In Bottle Rocket, the characters grab you from the opening frames. Luke Wilson’s Anthony is checking out of his voluntary mental hospital stay by throwing a bed sheet rope out the window. He could walk out the front door, but doesn’t want to disappoint his best friend Dignan’s escape plan fantasy (played by Owen Wilson). This is the perfect start to a heist film where everyone is lying and pretending, getting caught up in their fantasies.
Right off the bat, I’m hooked. Where will this lead? A grand plan to rob a bookstore! That’s where the money’s at. The film has many flaws in terms of pacing and gets lost in the middle, but Anderson showed an understanding of what draws us into a work. We see the earliest attention to detail with unexpected props, like a yellow jumpsuit that draws attention to itself while blending in at the same time.

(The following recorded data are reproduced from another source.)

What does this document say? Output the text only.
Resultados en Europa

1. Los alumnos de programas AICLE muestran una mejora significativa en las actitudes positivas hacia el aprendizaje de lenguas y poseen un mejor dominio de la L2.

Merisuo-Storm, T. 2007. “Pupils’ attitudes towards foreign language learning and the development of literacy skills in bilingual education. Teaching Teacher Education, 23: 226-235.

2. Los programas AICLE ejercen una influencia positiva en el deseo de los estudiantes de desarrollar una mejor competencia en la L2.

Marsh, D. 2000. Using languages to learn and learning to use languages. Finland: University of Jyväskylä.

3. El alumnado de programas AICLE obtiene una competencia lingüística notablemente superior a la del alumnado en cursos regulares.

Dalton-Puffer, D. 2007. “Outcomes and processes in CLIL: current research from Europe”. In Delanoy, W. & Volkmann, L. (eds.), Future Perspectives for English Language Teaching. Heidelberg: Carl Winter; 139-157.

Early examples of his visual style seen here: attention to detail - the overhead shots of plans and props a la classic heist films, a deliberate mix of composed formal shots and handheld, wacky outfits, ending with the main character in a thoughtful self-reflective moment that speed-ramps into slow motion.
I had heard whispers about this film in the mid-90s, but never saw it, so my introduction to Wes’s work was Rushmore, which I saw with my aunt and uncle in Berkeley. That film I liked from the start. It’s even further along the visual semiotic path, but still fresh and unexpected angles come and go. Each shot has purpose, and the story is much tighter, but with ebbs and flows to mimic the feeling of an academic calendar. It was also great to see Bill Murray in something again; it had been a few years since Groundhog Day.
Little did I know the celebrity tropes that were coming our way.